Fancy some other curry night ideas?
Check out my 5 favourite curries, with a twist!
Homemade Rogan Josh curry
- 2 garlic cloves, crushed
- 2 tsp ginger, finely grated
- 1 1/2 tsp mild chilli powder
- 700 g lamb neck fillet, chopped into chunks
- 2 onions, roughly chopped
- sunflower/vegetable/groundnut oil
Spices & curry sauce
- 1 cinnamon stick
- 6 green cardamom, crushed
- 4 cloves, ground
- 1 tsp cumin
- 2 tsp coriander
- 1 tsp paprika (not smoked)
- 2 bay leaves
- 1 1/2 tbsp tomato puree
- 450 ml light chicken stock
- 100 ml full-fat natural yoghurt
- coriander a few leaves, chopped to finish
- Mix the garlic, ginger and chilli powder and toss with the lamb. Chill for a couple of hours or overnight.
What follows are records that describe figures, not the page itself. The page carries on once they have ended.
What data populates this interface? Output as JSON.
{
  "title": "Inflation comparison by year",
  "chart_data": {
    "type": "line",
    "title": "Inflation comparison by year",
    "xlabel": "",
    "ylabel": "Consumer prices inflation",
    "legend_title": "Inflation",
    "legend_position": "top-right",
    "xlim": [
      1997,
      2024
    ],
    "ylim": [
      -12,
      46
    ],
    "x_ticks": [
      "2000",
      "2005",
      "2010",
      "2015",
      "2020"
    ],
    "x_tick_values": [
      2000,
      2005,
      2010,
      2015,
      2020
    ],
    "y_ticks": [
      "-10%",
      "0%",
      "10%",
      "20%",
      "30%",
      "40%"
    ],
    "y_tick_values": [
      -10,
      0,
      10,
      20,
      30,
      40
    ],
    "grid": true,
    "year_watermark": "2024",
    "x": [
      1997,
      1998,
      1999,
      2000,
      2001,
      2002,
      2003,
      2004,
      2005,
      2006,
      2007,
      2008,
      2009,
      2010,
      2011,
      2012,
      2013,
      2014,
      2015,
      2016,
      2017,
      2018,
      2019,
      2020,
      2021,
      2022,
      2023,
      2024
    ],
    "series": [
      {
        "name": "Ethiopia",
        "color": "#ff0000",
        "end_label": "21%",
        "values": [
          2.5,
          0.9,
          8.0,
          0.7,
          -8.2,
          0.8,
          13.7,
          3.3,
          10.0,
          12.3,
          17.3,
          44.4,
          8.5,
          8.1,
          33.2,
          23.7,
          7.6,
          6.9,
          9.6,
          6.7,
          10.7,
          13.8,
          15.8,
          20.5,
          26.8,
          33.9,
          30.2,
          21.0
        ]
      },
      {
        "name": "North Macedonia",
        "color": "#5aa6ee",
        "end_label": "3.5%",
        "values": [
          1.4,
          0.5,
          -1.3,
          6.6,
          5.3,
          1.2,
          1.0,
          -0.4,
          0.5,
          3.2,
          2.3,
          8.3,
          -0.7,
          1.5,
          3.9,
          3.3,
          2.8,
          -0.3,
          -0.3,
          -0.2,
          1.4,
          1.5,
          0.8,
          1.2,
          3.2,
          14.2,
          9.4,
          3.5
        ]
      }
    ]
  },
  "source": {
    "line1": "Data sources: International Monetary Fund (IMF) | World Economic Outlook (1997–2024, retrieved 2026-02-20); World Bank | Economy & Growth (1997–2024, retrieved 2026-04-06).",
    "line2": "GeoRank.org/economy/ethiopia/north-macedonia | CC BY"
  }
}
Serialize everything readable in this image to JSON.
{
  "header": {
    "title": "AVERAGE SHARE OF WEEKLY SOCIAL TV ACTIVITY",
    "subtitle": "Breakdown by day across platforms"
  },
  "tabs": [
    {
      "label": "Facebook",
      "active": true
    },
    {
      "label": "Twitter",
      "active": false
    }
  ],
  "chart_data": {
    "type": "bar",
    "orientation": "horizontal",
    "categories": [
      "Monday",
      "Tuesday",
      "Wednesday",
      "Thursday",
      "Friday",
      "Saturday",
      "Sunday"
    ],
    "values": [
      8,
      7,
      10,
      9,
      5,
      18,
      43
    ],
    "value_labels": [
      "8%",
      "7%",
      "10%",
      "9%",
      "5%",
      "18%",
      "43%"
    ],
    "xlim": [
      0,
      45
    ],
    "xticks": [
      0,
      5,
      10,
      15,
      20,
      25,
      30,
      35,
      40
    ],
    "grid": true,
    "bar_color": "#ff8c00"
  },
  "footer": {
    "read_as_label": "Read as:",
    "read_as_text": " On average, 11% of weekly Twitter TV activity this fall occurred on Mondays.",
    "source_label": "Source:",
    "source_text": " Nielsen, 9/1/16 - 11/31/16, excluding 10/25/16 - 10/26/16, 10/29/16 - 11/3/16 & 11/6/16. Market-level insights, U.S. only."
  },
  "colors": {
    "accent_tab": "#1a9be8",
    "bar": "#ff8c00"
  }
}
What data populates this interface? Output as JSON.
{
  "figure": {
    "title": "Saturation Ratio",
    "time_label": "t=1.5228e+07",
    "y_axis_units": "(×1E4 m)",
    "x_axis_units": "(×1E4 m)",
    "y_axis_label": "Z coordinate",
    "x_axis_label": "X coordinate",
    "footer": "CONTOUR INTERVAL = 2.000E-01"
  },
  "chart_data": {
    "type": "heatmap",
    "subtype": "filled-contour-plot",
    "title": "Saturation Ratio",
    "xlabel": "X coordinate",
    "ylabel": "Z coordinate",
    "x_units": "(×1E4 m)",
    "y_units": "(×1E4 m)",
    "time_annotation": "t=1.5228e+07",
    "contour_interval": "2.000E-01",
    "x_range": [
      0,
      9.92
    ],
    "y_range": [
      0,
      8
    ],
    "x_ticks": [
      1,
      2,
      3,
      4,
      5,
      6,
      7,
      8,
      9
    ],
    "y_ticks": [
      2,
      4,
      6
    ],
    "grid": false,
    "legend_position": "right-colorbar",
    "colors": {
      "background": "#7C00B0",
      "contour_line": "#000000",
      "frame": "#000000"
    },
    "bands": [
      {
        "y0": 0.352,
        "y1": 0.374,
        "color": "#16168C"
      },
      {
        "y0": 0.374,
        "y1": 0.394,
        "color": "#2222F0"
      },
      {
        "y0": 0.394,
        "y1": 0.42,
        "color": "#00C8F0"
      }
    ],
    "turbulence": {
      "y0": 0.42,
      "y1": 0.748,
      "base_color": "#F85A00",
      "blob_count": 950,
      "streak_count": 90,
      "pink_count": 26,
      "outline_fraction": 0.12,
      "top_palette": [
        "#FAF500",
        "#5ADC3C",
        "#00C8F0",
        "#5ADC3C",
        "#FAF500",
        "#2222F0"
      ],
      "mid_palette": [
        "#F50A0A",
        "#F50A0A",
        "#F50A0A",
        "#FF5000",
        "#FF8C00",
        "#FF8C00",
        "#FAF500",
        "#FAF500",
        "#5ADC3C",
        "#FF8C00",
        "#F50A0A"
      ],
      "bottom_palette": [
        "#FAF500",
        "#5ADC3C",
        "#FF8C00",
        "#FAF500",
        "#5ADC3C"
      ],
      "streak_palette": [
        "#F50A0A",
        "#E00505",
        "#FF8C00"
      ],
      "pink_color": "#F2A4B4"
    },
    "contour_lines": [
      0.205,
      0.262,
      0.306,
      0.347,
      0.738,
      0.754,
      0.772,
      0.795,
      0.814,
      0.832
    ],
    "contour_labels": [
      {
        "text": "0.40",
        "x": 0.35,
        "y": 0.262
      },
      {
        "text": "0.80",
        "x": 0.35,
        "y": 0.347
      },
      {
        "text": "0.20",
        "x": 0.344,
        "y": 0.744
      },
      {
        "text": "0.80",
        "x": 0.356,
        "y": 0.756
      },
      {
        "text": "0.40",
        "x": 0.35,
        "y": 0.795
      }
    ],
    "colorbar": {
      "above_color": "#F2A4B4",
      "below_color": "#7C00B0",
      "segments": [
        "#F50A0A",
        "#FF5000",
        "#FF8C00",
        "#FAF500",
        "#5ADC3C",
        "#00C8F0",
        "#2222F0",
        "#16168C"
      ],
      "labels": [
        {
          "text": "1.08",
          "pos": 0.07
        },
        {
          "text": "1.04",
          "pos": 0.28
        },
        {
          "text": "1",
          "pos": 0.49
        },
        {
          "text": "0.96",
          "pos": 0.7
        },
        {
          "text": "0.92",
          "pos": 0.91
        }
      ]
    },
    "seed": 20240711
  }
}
- Put the onions in a small food processor with a splash of water and whizz to a purée.
Spices & making the curry sauce
- Heat 2 tbsp oil in a large pan with a lid. Add the cinnamon and cardamom and cook for 2 mins. Now, add the onion purée with a large pinch of salt and cook for 4-5 mins until the paste thickens. Then, add the rest of the spices and the bay leaves, and cook for a minute. Add the marinaded lamb and any marinade left, and cook until opaque and browned.
- Lastly, add the tomato purée and stock and bring to a simmer. Put a lid on and simmer for 1½ hrs or until the lamb is tender. Add the yoghurt and simmer for 5 mins.Finish with some coriander.
- Serve with rice or some naan bread.